Le Ménestrel 8/1/1932, p. 20-1:
Concerts-Pasdeloup. Samedi 2 et dimanche 3 janvier. — A propos de ces deux concerts, dirigés par Félix Weingartner, il faudrait ressaisir au fond de soi-même, à la lueur de souvenirs sans déclin, chacune des œuvres qui se succédèrent. Les plus souvent entendues auparavant, et à la cime desquelles tout d’un coup des significations nouvelles surgissaient, — à l’appel d’un de ces gestes à la fois fulgurants et plastiques, qui en un même moment déploient et circonscriveni, précisent et exaltent. Puis, au contraire, les pages jusque-là ignorées parmi nous, ou à peine connues. Faute de place, quelques notations sont seules possibles, isolant tels et tels instants parmi beaucoup d’autres.
Ceux, tout d’abord, qui s’imposent à la mémoire par une souveraineté sans conteste. Le début et la fin de la seconde séance, par exemple: toute l’Ouverture de la Fiancée vendue et les deux dernières parties de la Symphonie fantastique. « Début » et « fin » ; les deux mots prenaient leur sens total, indépendant de la circonstance et de l’heure. Par Smetana retentissait un féerique poudroiement d’aurore. Aurore de joie éparse, et aurore d’âmes et de foules; de foules aux rudes et vives couleurs; avec une inquiétude qui perce çà et là, et une ironie et une ruse. Par Berlioz, inversement, un déchirement de cataclysme. Le rêveur ravagé et halluciné, dont le cauchemar rebondit; mais aussi, par delà, les forces grandioses ou sournoises, — parfois les mêmes, — jamais plus constructives et créatrices que lorsqu’elles renversent et nient. Démiurgiques de même qu’infernales. Et, impérieusement symbolisée par cette manière de diriger l’œuvre, une présence agglomérante, grandissant au centre d’un chaos. Jette-t-elle contre une muraille ou, apocalyptique, de vertige d’astre en ébauche d’astre?
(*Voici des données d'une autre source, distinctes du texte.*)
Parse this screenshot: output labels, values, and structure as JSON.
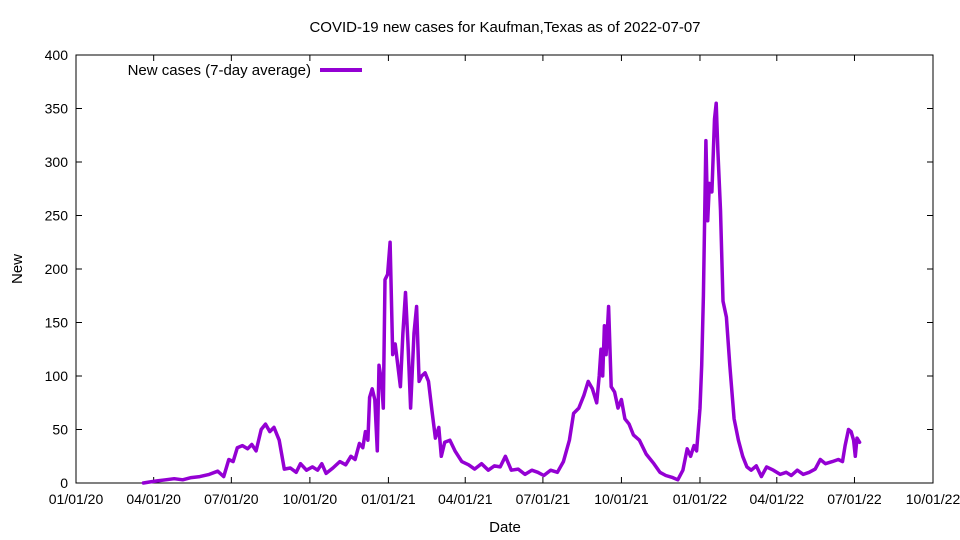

Puis, comme au rayonnement médian de ce même concert, en une clarté presque delphique, et atteint en la plus pure continuité de ses lignes, le Prélude à l’Après-Midi d’un Faune....
La veille, il y avait eu la Deuxième Symphonie de Beethoven. Mais, à propos d’un concert antérieur, j’ai dit déjà de quelle manière Weingartner la comprend et, dans le Scherzo et l’Allegro final, en dégage l’élément prométhéen....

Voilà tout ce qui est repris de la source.